Nesnelerin katı olduğuna dair bir yanılsamamız var. Aslında nesneler boştur. Peki o halde biz neden yere yığılmıyoruz? Neden maddeler katı halde görünüyor? Çünkü elektronlar birbirlerini iterler. Ben aslında bu zeminde durmuyorum çünkü elektronlar birbirlerini sevmezler. Birbirlerini iterler, bu nedenle biz maddelerin katı olduğunu zannediyoruz. Aslında beyinde hiçbir şey yok. Katı olan maddeler aslında katı değiller, biz onların katı olduğu yanılsamasına sahibiz. Biz gerçekliğin katı halde oluğunu düşünüyoruz ancak hiç de bu şekilde değil. O halde biz bir anlamda zihnimizin içinde yaşıyoruz.

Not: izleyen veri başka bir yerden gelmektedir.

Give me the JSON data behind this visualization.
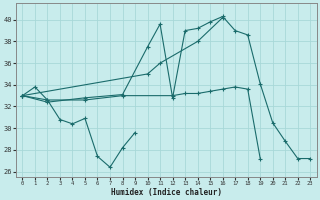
{
  "xlabel": "Humidex (Indice chaleur)",
  "bg_color": "#c8ecec",
  "line_color": "#1a6b6b",
  "grid_color": "#a8d8d8",
  "xlim": [
    -0.5,
    23.5
  ],
  "ylim": [
    25.5,
    41.5
  ],
  "yticks": [
    26,
    28,
    30,
    32,
    34,
    36,
    38,
    40
  ],
  "xticks": [
    0,
    1,
    2,
    3,
    4,
    5,
    6,
    7,
    8,
    9,
    10,
    11,
    12,
    13,
    14,
    15,
    16,
    17,
    18,
    19,
    20,
    21,
    22,
    23
  ],
  "series": [
    {
      "x": [
        0,
        1,
        2,
        3,
        4,
        5,
        6,
        7,
        8,
        9
      ],
      "y": [
        33.0,
        33.8,
        32.6,
        30.8,
        30.4,
        30.9,
        27.4,
        26.4,
        28.2,
        29.6
      ]
    },
    {
      "x": [
        0,
        2,
        5,
        8,
        10,
        11,
        12,
        13,
        14,
        15,
        16,
        17,
        18,
        19,
        20,
        21,
        22,
        23
      ],
      "y": [
        33.0,
        32.4,
        32.8,
        33.1,
        37.5,
        39.6,
        32.8,
        39.0,
        39.2,
        39.8,
        40.3,
        39.0,
        38.6,
        34.1,
        30.5,
        28.8,
        27.2,
        27.2
      ]
    },
    {
      "x": [
        0,
        2,
        5,
        8,
        12,
        13,
        14,
        15,
        16,
        17,
        18,
        19
      ],
      "y": [
        33.0,
        32.6,
        32.6,
        33.0,
        33.0,
        33.2,
        33.2,
        33.4,
        33.6,
        33.8,
        33.6,
        27.2
      ]
    },
    {
      "x": [
        0,
        10,
        11,
        14,
        16
      ],
      "y": [
        33.0,
        35.0,
        36.0,
        38.0,
        40.2
      ]
    }
  ]
}
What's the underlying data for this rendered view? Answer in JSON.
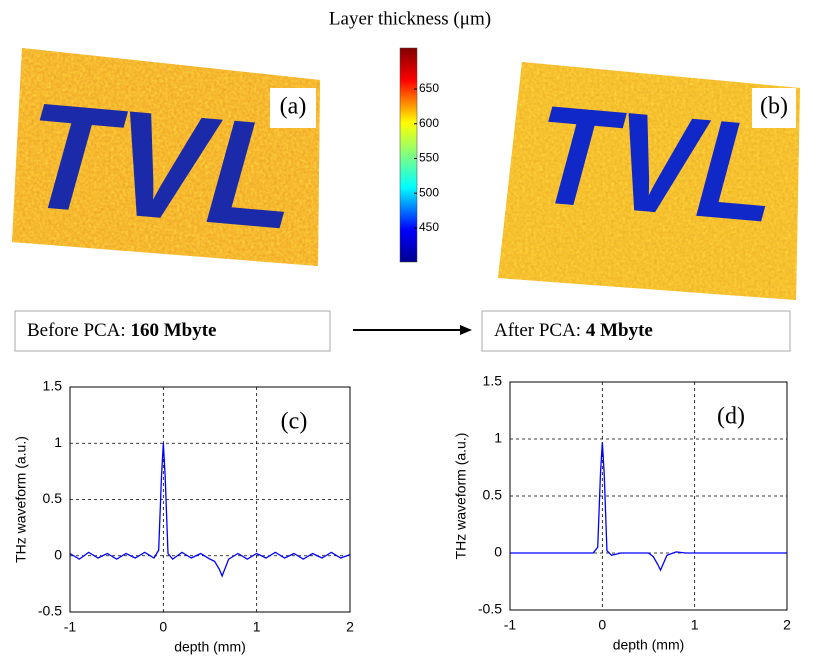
{
  "title": "Layer thickness (μm)",
  "colorbar": {
    "lim": [
      401,
      709
    ],
    "ticks": [
      450,
      500,
      550,
      600,
      650
    ]
  },
  "images": [
    {
      "label": "(a)",
      "text": "TVL"
    },
    {
      "label": "(b)",
      "text": "TVL"
    }
  ],
  "boxes": [
    {
      "prefix": "Before PCA:",
      "size": "160 Mbyte"
    },
    {
      "prefix": "After PCA:",
      "size": "4 Mbyte"
    }
  ],
  "chart_data": [
    {
      "type": "line",
      "annotation": "(c)",
      "xlabel": "depth (mm)",
      "ylabel": "THz waveform (a.u.)",
      "x": [
        -1,
        -0.9,
        -0.8,
        -0.7,
        -0.6,
        -0.5,
        -0.4,
        -0.3,
        -0.2,
        -0.1,
        -0.05,
        -0.02,
        0,
        0.02,
        0.05,
        0.1,
        0.2,
        0.3,
        0.4,
        0.5,
        0.55,
        0.6,
        0.63,
        0.7,
        0.8,
        0.9,
        1,
        1.1,
        1.2,
        1.3,
        1.4,
        1.5,
        1.6,
        1.7,
        1.8,
        1.9,
        2
      ],
      "series": [
        {
          "color": "#0000ff",
          "values": [
            0.02,
            -0.03,
            0.03,
            -0.02,
            0.02,
            -0.03,
            0.02,
            -0.02,
            0.03,
            -0.02,
            0.05,
            0.7,
            1,
            0.7,
            0.02,
            -0.03,
            0.03,
            -0.02,
            0.02,
            -0.03,
            -0.05,
            -0.12,
            -0.18,
            -0.03,
            0.02,
            -0.03,
            0.02,
            -0.02,
            0.03,
            -0.02,
            0.02,
            -0.03,
            0.02,
            -0.02,
            0.03,
            -0.02,
            0.01
          ]
        }
      ],
      "xlim": [
        -1,
        2
      ],
      "ylim": [
        -0.5,
        1.5
      ],
      "xticks": [
        -1,
        0,
        1,
        2
      ],
      "yticks": [
        -0.5,
        0,
        0.5,
        1,
        1.5
      ],
      "grid": true
    },
    {
      "type": "line",
      "annotation": "(d)",
      "xlabel": "depth (mm)",
      "ylabel": "THz waveform (a.u.)",
      "x": [
        -1,
        -0.9,
        -0.8,
        -0.7,
        -0.6,
        -0.5,
        -0.4,
        -0.3,
        -0.2,
        -0.1,
        -0.05,
        -0.02,
        0,
        0.02,
        0.05,
        0.1,
        0.2,
        0.3,
        0.4,
        0.5,
        0.55,
        0.6,
        0.63,
        0.7,
        0.8,
        0.9,
        1,
        1.1,
        1.2,
        1.3,
        1.4,
        1.5,
        1.6,
        1.7,
        1.8,
        1.9,
        2
      ],
      "series": [
        {
          "color": "#0000ff",
          "values": [
            0,
            0,
            0,
            0,
            0,
            0,
            0,
            0,
            0,
            0,
            0.05,
            0.7,
            0.97,
            0.7,
            0.02,
            -0.02,
            0,
            0,
            0,
            0,
            -0.03,
            -0.1,
            -0.15,
            -0.02,
            0.01,
            0,
            0,
            0,
            0,
            0,
            0,
            0,
            0,
            0,
            0,
            0,
            0
          ]
        }
      ],
      "xlim": [
        -1,
        2
      ],
      "ylim": [
        -0.5,
        1.5
      ],
      "xticks": [
        -1,
        0,
        1,
        2
      ],
      "yticks": [
        -0.5,
        0,
        0.5,
        1,
        1.5
      ],
      "grid": true
    }
  ]
}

Aynaya baktığımızda aslında gerçekten kendimize bakmıyoruz, kendimizin saniyenin milyarda bir önceki haline bakıyoruz.(Işığın gözümüzden aynen gitmesi ve tekrar gözümüze dönmesi için gereken zamandır bu)
Kuantum mekaniğine göre yüzümüz aslında dalgadır, biz aslında titreşiyoruz. Bu inanılmaz geliyor fakat laboratuvarda ölçülebiliyor. Bu nedenle aynaya baktığımızda aslında gerçekten kendimize bakmıyoruz.